In February 2022, Cirillo's lawyers said that he was able to provide documents and testimony to prove that his income was earned outside Italy and, therefore, should not have been taxed there. In an interview with Libero in November 2022, Cirillo said, "I started working in this country [Russia] in 1993, I have been registered with AIRE since 2003, and I even receive my pension in Russia. The thesis of my fictitious stay abroad, on which the entire indictment is based, is a real paradox".

=== Viticulture ===
In May 2016, Cirillo announced plans to build a winery and agrotourism project near Anapa. As of February 2016, he was a fifty percent owner of Anapa-based Shumrinka LLC, according to the Unified State Register of Legal Entities. His business partner was Alexander Kislitsyn, the former head of Lukoil-Inform. Shumrinka owns approximately 400 ha of land near Gaikodzor for vineyards and related infrastructure; its main activity is growing grapes. Cirillo said they planned to create "a small Tuscan village" and aimed to reach a production volume of one million bottles per year by 2021. Meanwhile, the company has expanded its production and built a new warehouse. At the end of 2020, the winery became a partner of the Milstream winery as part of the Unique Russian Winemaking project. In 2021, Schumrinka wines ranked fiftieth in the Forbes ranking of the best wines in Russia.

== Personal life ==
In 2014, Cirillo received Russian citizenship after more than twenty years of residence in the country. He also owns three villas in Porto Cervo in Sardinia. He lives between Moscow and Dubai, traveling the world for charity projects and polar expeditions. After the 2019 death of his daughter Elisabetta, a novelist, at the age of 33 from cancer, he decided to "do something for the next generation.". He has campaigned for sustainability and environmental protection, issues that were close to her heart.
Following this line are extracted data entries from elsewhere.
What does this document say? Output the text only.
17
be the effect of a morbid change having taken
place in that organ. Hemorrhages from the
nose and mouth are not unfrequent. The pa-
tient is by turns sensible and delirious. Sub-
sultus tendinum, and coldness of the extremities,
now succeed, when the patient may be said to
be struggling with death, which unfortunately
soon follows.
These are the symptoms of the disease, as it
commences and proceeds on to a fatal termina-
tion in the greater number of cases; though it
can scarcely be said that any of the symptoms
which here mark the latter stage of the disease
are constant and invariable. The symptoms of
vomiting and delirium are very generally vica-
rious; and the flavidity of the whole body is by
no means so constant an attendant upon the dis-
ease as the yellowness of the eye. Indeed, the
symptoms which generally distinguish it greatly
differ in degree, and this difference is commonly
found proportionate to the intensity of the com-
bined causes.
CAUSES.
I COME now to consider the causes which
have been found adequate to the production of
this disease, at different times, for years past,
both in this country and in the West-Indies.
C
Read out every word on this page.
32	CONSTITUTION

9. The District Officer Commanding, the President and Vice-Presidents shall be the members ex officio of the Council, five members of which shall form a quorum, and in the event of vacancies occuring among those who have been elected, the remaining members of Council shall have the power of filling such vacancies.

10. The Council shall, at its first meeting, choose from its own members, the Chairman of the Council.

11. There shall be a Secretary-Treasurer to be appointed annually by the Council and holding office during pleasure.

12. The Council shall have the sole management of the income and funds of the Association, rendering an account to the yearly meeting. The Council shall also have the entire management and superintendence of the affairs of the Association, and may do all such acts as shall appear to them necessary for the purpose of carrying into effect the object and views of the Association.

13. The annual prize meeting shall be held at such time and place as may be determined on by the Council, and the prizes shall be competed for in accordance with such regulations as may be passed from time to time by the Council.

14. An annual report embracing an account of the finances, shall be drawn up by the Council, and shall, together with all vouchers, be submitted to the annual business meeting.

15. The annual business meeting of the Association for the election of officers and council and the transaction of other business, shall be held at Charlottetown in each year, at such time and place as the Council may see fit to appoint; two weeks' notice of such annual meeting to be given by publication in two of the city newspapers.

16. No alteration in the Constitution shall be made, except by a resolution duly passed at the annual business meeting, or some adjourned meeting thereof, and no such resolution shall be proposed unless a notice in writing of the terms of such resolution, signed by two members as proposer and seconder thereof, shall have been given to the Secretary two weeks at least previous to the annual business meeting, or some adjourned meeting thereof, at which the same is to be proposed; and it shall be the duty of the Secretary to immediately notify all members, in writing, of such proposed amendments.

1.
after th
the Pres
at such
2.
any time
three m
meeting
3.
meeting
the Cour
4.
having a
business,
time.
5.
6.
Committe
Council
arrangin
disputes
Cirillo traveled to Africa to address the problem of rainforest deforestation in Guinea. He is involved in an international foundation that researches climate change in the polar regions of the Arctic and Antarctic. He is trying to bring the Pope to the North Pole to draw attention to the destruction of the Arctic.

Cirillo is also a sailing enthusiast. His Fantastica team celebrated success in the Melges 32 class, winning the world title in 2013. As the main sponsor of the Russian team in the Finn class, he has made a contribution to the preparation of the Russian Olympic sailing team. PROyachting named Cirillo "Patron of the Year" in 2016 for his support of the Russian Olympic sailing team. The Russian Sailing Federation is building a sailing center in Gelendzhik with his participation.

In an interview with TV Rain, Cirillo said he supported the Russian Orthodox Church, although he himself is a Catholic.